Sometimes, abusing Tasks.enqueue is impossible because there are other parallel subtasks or Tasks.lookUp calls that must be completed before S executes. In this case, injecting a runAfter parameter into S can be used to inform S of what to do next.

class S implements StateMachine {
  // Specifies what to run after S completes.
  private final StateMachine runAfter;

  @Override
  public StateMachine step(Tasks tasks) {
    … // Performs some computations.
    return this::processResults;
  }

  @Nullable
  private StateMachine processResults(Tasks tasks) {
    … // Does some additional processing.

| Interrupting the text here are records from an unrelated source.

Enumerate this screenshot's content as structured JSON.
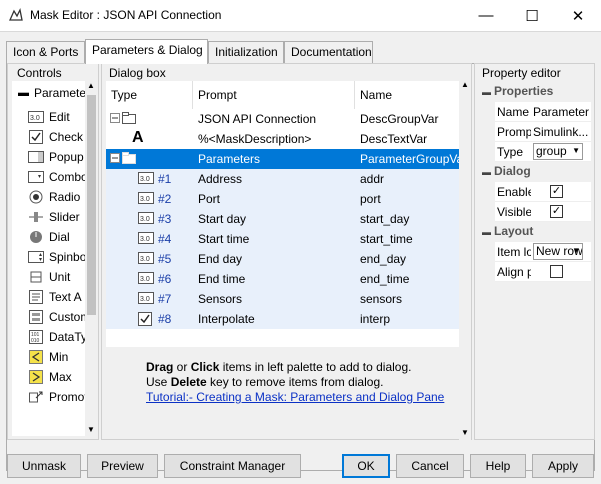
{
  "window": {
    "title": "Mask Editor : JSON API Connection",
    "minimize": "—",
    "maximize": "☐",
    "close": "✕"
  },
  "tabs": [
    "Icon & Ports",
    "Parameters & Dialog",
    "Initialization",
    "Documentation"
  ],
  "palette": {
    "header": "Controls",
    "tree_label": "Parameters",
    "items": [
      {
        "label": "Edit",
        "icon": "edit-icon"
      },
      {
        "label": "Check",
        "icon": "check-icon"
      },
      {
        "label": "Popup",
        "icon": "popup-icon"
      },
      {
        "label": "Combo",
        "icon": "combo-icon"
      },
      {
        "label": "Radio",
        "icon": "radio-icon"
      },
      {
        "label": "Slider",
        "icon": "slider-icon"
      },
      {
        "label": "Dial",
        "icon": "dial-icon"
      },
      {
        "label": "Spinbox",
        "icon": "spinbox-icon"
      },
      {
        "label": "Unit",
        "icon": "unit-icon"
      },
      {
        "label": "Text A",
        "icon": "text-area-icon"
      },
      {
        "label": "Custom",
        "icon": "custom-icon"
      },
      {
        "label": "DataType",
        "icon": "datatype-icon"
      },
      {
        "label": "Min",
        "icon": "min-icon"
      },
      {
        "label": "Max",
        "icon": "max-icon"
      },
      {
        "label": "Promote",
        "icon": "promote-icon"
      }
    ]
  },
  "dialog": {
    "header": "Dialog box",
    "columns": [
      "Type",
      "Prompt",
      "Name"
    ],
    "rows": [
      {
        "num": "",
        "prompt": "JSON API Connection",
        "name": "DescGroupVar",
        "kind": "group"
      },
      {
        "num": "",
        "prompt": "%<MaskDescription>",
        "name": "DescTextVar",
        "kind": "text"
      },
      {
        "num": "",
        "prompt": "Parameters",
        "name": "ParameterGroupVar",
        "kind": "group-active"
      },
      {
        "num": "#1",
        "prompt": "Address",
        "name": "addr",
        "kind": "edit"
      },
      {
        "num": "#2",
        "prompt": "Port",
        "name": "port",
        "kind": "edit"
      },
      {
        "num": "#3",
        "prompt": "Start day",
        "name": "start_day",
        "kind": "edit"
      },
      {
        "num": "#4",
        "prompt": "Start time",
        "name": "start_time",
        "kind": "edit"
      },
      {
        "num": "#5",
        "prompt": "End day",
        "name": "end_day",
        "kind": "edit"
      },
      {
        "num": "#6",
        "prompt": "End time",
        "name": "end_time",
        "kind": "edit"
      },
      {
        "num": "#7",
        "prompt": "Sensors",
        "name": "sensors",
        "kind": "edit"
      },
      {
        "num": "#8",
        "prompt": "Interpolate",
        "name": "interp",
        "kind": "check"
      }
    ],
    "help_line1_b1": "Drag",
    "help_line1_or": " or ",
    "help_line1_b2": "Click",
    "help_line1_rest": " items in left palette to add to dialog.",
    "help_line2_pre": "Use ",
    "help_line2_b": "Delete",
    "help_line2_rest": " key to remove items from dialog.",
    "help_link": "Tutorial:- Creating a Mask: Parameters and Dialog Pane"
  },
  "props": {
    "header": "Property editor",
    "sections": {
      "properties": "Properties",
      "dialog": "Dialog",
      "layout": "Layout"
    },
    "name_label": "Name",
    "name_value": "ParameterGroupVar",
    "prompt_label": "Prompt",
    "prompt_value": "Simulink...",
    "type_label": "Type",
    "type_value": "group",
    "enable_label": "Enable",
    "visible_label": "Visible",
    "itemloc_label": "Item location",
    "itemloc_value": "New row",
    "align_label": "Align prompts"
  },
  "buttons": {
    "unmask": "Unmask",
    "preview": "Preview",
    "constraint": "Constraint Manager",
    "ok": "OK",
    "cancel": "Cancel",
    "help": "Help",
    "apply": "Apply"
  }
}
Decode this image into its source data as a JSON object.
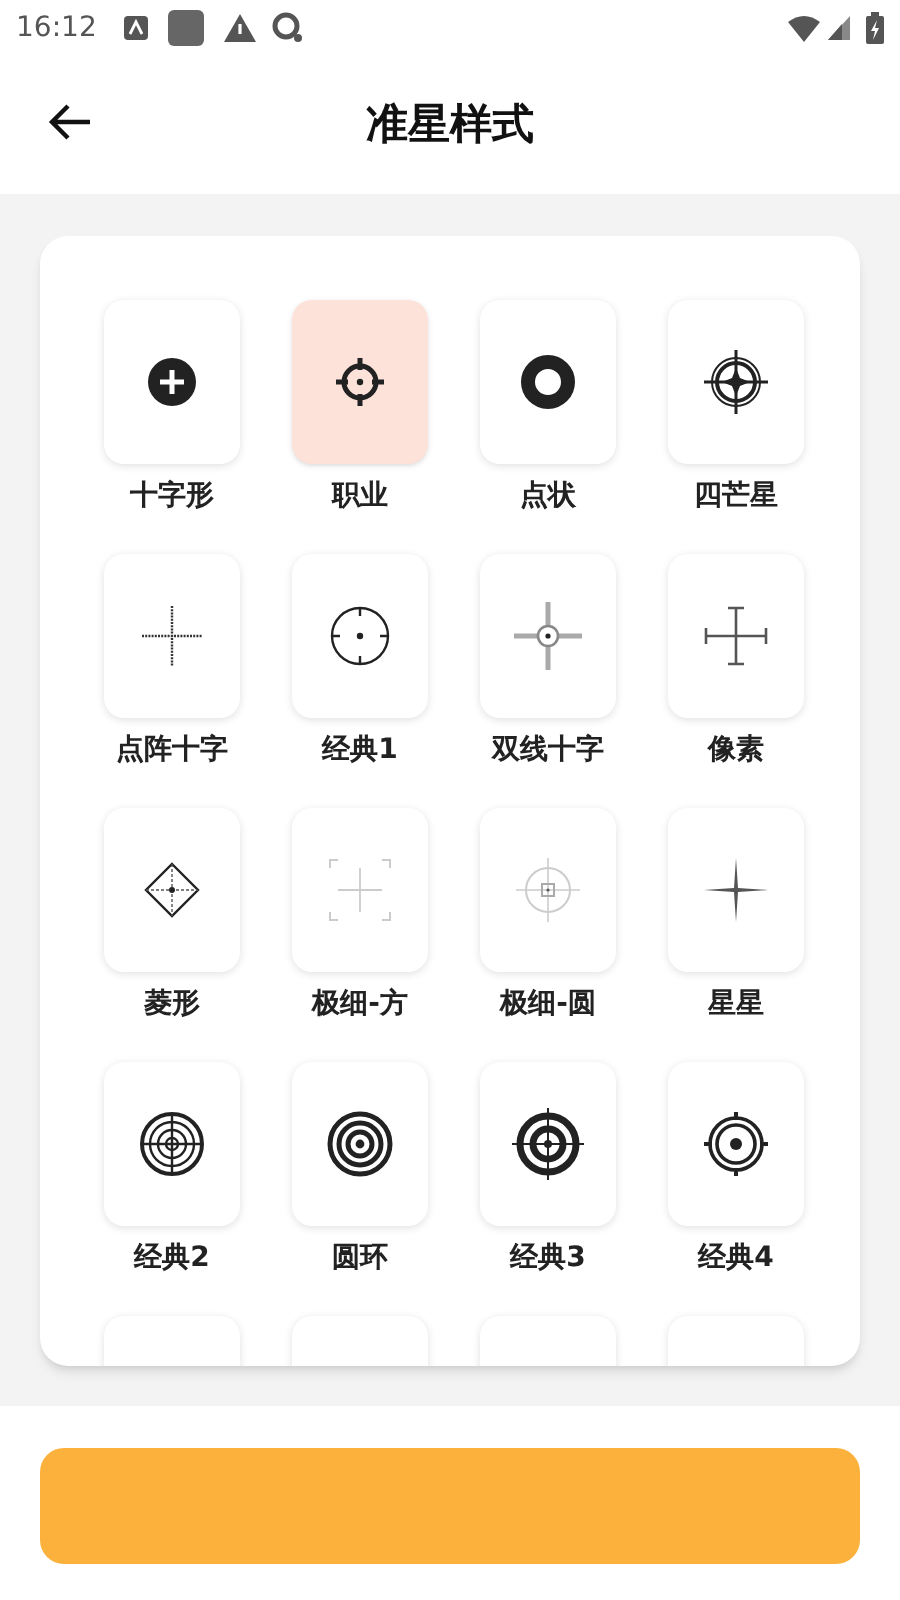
{
  "status_bar": {
    "time": "16:12"
  },
  "header": {
    "title": "准星样式"
  },
  "styles": [
    {
      "label": "十字形",
      "kind": "cross",
      "selected": false
    },
    {
      "label": "职业",
      "kind": "pro",
      "selected": true
    },
    {
      "label": "点状",
      "kind": "dot",
      "selected": false
    },
    {
      "label": "四芒星",
      "kind": "star4",
      "selected": false
    },
    {
      "label": "点阵十字",
      "kind": "dotted-cross",
      "selected": false
    },
    {
      "label": "经典1",
      "kind": "classic1",
      "selected": false
    },
    {
      "label": "双线十字",
      "kind": "double-cross",
      "selected": false
    },
    {
      "label": "像素",
      "kind": "pixel",
      "selected": false
    },
    {
      "label": "菱形",
      "kind": "diamond",
      "selected": false
    },
    {
      "label": "极细-方",
      "kind": "thin-square",
      "selected": false
    },
    {
      "label": "极细-圆",
      "kind": "thin-circle",
      "selected": false
    },
    {
      "label": "星星",
      "kind": "star",
      "selected": false
    },
    {
      "label": "经典2",
      "kind": "classic2",
      "selected": false
    },
    {
      "label": "圆环",
      "kind": "rings",
      "selected": false
    },
    {
      "label": "经典3",
      "kind": "classic3",
      "selected": false
    },
    {
      "label": "经典4",
      "kind": "classic4",
      "selected": false
    },
    {
      "kind": "cut",
      "selected": false
    },
    {
      "kind": "cut",
      "selected": false
    },
    {
      "kind": "cut",
      "selected": false
    },
    {
      "kind": "cut",
      "selected": false
    }
  ],
  "confirm_button": {
    "kind": "button"
  }
}
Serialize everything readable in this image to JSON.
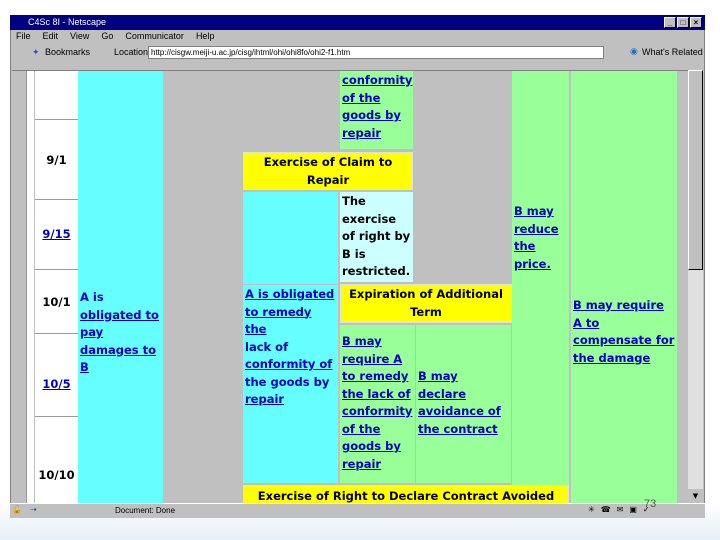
{
  "window": {
    "title": "C4Sc 8I - Netscape",
    "controls": [
      "_",
      "□",
      "×"
    ]
  },
  "menu": [
    "File",
    "Edit",
    "View",
    "Go",
    "Communicator",
    "Help"
  ],
  "toolbar": {
    "bookmarks": "Bookmarks",
    "location_label": "Location:",
    "url": "http://cisgw.meiji-u.ac.jp/cisg/ihtml/ohi/ohi8fo/ohi2-f1.htm",
    "related": "What's Related"
  },
  "dates": [
    {
      "text": "9/1",
      "link": false
    },
    {
      "text": "9/15",
      "link": true
    },
    {
      "text": "10/1",
      "link": false
    },
    {
      "text": "10/5",
      "link": true
    },
    {
      "text": "10/10",
      "link": false
    }
  ],
  "cells": {
    "top_conformity": "conformity of the goods by repair",
    "claim_repair": "Exercise of Claim to Repair",
    "restricted": "The exercise of right by B is restricted.",
    "reduce_price": "B may reduce the price.",
    "pay_damages_a": "A is",
    "pay_damages_b": "obligated to pay damages to B",
    "obligated_remedy_a": "A is obligated to remedy the",
    "obligated_remedy_b": "lack of",
    "obligated_remedy_c": "conformity of",
    "obligated_remedy_d": "the goods by",
    "obligated_remedy_e": "repair",
    "expiration": "Expiration of Additional Term",
    "require_remedy": "B may require A to remedy the lack of conformity of the goods by repair",
    "declare_avoidance": "B may declare avoidance of the contract",
    "compensate": "B may require A to compensate for the damage",
    "declare_avoided": "Exercise of Right to Declare Contract Avoided"
  },
  "status": {
    "text": "Document: Done"
  },
  "slide_number": "73",
  "colors": {
    "yellow": "#ffff00",
    "cyan": "#66ffff",
    "light_cyan": "#ccffff",
    "green": "#99ff99",
    "link": "#0000c0"
  }
}
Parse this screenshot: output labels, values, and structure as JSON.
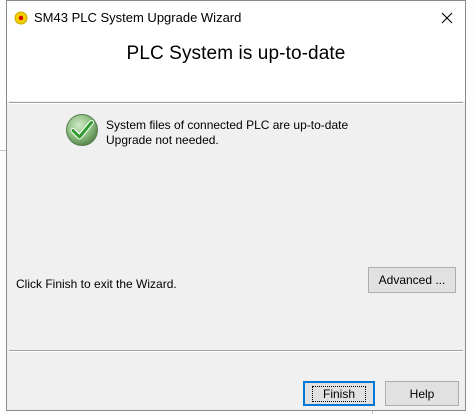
{
  "window": {
    "title": "SM43 PLC System Upgrade Wizard",
    "close_glyph": "✕"
  },
  "header": {
    "title": "PLC System is up-to-date"
  },
  "status": {
    "icon": "green-checkmark-icon",
    "line1": "System files of connected PLC are up-to-date",
    "line2": "Upgrade not needed."
  },
  "footer": {
    "hint": "Click Finish to exit the Wizard.",
    "advanced_label": "Advanced ...",
    "finish_label": "Finish",
    "help_label": "Help"
  },
  "colors": {
    "accent": "#0078d7",
    "check_green": "#3aa63a"
  }
}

    // Executes the state machine defined by `runAfter` after S completes.
    return runAfter;
  }
}

class M1 implements StateMachine {
  @Override
  public StateMachine step(Tasks tasks) {
    performA();
    // Passes `this::doB` as the `runAfter` parameter of S, resulting in the
    // sequence < A, S, B >.
    return new S(/* runAfter= */ this::doB);
  }

  private StateMachine doB(Tasks tasks) {
    performB();
    return DONE;
  }
}

class M2 implements StateMachine {
  @Override
  public StateMachine step(Tasks tasks) {
    performX();
    // Passes `this::doY` as the `runAfter` parameter of S, resulting in the
    // sequence < X, S, Y >.
    return new S(/* runAfter= */ this::doY);
  }

  private StateMachine doY(Tasks tasks) {
    performY();
    return DONE;
  }
}

This approach is cleaner than abusing subtasks. However, applying this too liberally, for example, by nesting multiple StateMachines with runAfter, is the road to Callback Hell. It’s better to break up sequential runAfters with ordinary sequential states instead.

  return new S(/* runAfter= */ new T(/* runAfter= */ this::nextStep))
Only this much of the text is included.